The January Duo was founded in January of 2015 when multi-instrumentalist Payton Scott and classically trained singer Sara Grace Carmical met in high school.Shortly after, Chris Scott, bassist, trumpet player, and Atlanta Symphony Chorus alum (and Payton’s dad) joined up to accompany the Duo. They have enjoyed playing traditional music from all over the world for audiences on two continents.
Sara Grace Carmical has ten years of classical voice training and is currently a sophomore voice and biology major at Emory University. Payton Scott started playing banjo in the ninth grade. Soon after that he expanded to the guitar, accordion, mandolin, bass, Celtic drum, and dulcimer. Payton has honed his craft under the tutelage of Frank Hamilton and Jens Krüger. He currently serves as an instructor at the Frank Hamilton Folk School.
From folk to bluegrass to old-time to gospel and blues, the January Duo look forward to bringing their arrangements of a wide range of classic tunes to their first appearance at Fiddler’ Green.
The local band CJ Jones and the Spirit Bones will also make its Fiddler’s Green debut. The group plays original songs that “sound like Commander Cody, Mojo Nixon and Hunter S. Thompson had a three-way mutant love child with an intellectual edge,” according to Candler Park resident and Emory professor Ted Pettus. the band leader.

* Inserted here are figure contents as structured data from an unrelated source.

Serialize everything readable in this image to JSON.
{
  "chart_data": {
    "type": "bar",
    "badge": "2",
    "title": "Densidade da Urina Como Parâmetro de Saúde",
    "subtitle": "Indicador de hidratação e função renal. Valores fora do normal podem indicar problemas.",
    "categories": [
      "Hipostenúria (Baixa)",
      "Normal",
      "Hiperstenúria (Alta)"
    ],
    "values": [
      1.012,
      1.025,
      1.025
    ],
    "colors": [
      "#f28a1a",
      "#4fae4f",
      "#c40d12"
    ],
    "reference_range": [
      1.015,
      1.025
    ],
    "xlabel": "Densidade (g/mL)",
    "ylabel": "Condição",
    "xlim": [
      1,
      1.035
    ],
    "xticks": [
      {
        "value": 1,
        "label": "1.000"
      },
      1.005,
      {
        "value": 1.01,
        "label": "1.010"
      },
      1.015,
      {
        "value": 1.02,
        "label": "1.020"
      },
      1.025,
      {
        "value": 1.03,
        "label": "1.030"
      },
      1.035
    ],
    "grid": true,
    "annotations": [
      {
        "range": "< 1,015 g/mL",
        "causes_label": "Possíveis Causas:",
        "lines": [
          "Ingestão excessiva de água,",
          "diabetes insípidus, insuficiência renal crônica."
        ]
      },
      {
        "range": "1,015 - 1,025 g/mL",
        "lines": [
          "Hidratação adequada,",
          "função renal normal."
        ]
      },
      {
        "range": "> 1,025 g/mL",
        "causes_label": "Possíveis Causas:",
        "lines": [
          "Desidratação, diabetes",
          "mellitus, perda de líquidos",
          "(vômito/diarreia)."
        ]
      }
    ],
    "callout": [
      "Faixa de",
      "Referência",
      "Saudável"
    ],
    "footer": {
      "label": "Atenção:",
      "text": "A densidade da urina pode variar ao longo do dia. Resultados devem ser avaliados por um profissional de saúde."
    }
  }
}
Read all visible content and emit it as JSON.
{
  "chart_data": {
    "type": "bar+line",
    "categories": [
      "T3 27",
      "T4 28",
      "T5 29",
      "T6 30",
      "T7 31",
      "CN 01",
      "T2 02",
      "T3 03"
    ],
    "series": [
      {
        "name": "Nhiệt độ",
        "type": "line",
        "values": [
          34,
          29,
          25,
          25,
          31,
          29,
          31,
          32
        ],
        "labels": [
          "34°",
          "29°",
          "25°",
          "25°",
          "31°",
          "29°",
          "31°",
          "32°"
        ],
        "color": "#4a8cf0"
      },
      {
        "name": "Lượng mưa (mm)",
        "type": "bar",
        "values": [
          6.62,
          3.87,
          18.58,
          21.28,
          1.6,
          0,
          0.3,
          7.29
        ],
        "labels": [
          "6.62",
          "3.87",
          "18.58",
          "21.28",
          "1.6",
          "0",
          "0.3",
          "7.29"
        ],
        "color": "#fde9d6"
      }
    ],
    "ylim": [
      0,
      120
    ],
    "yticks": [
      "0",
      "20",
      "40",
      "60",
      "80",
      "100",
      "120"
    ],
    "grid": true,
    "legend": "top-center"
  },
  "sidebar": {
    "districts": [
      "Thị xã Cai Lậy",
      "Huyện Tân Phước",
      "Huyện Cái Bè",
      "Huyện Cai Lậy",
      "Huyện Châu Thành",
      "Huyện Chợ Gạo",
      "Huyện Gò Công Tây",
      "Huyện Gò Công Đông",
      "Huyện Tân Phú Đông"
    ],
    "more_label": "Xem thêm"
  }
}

Their concept album The Odyssey of Cledus Jeremiah Jones is built around Pettus’s creation, an Appalachian prophet of that name. Jones’ pronouncements on spirituality (“It ain’t religion if it ain’t got snakes”) and spirits (“Smoke away my memory, drink away my pain”) have attracted an eclectic following in Atlanta’s funky Americana music scene. Pettus composed the songs.
Four other brilliant musicians put meat on the Spirit Bones:
CJ Jones and the Spirit Bones has been seen around Atlanta at the Clermont Lounge, Red Light Café, The Earl, Inman Park Festival and Lake Claire Land Trust, among other venues.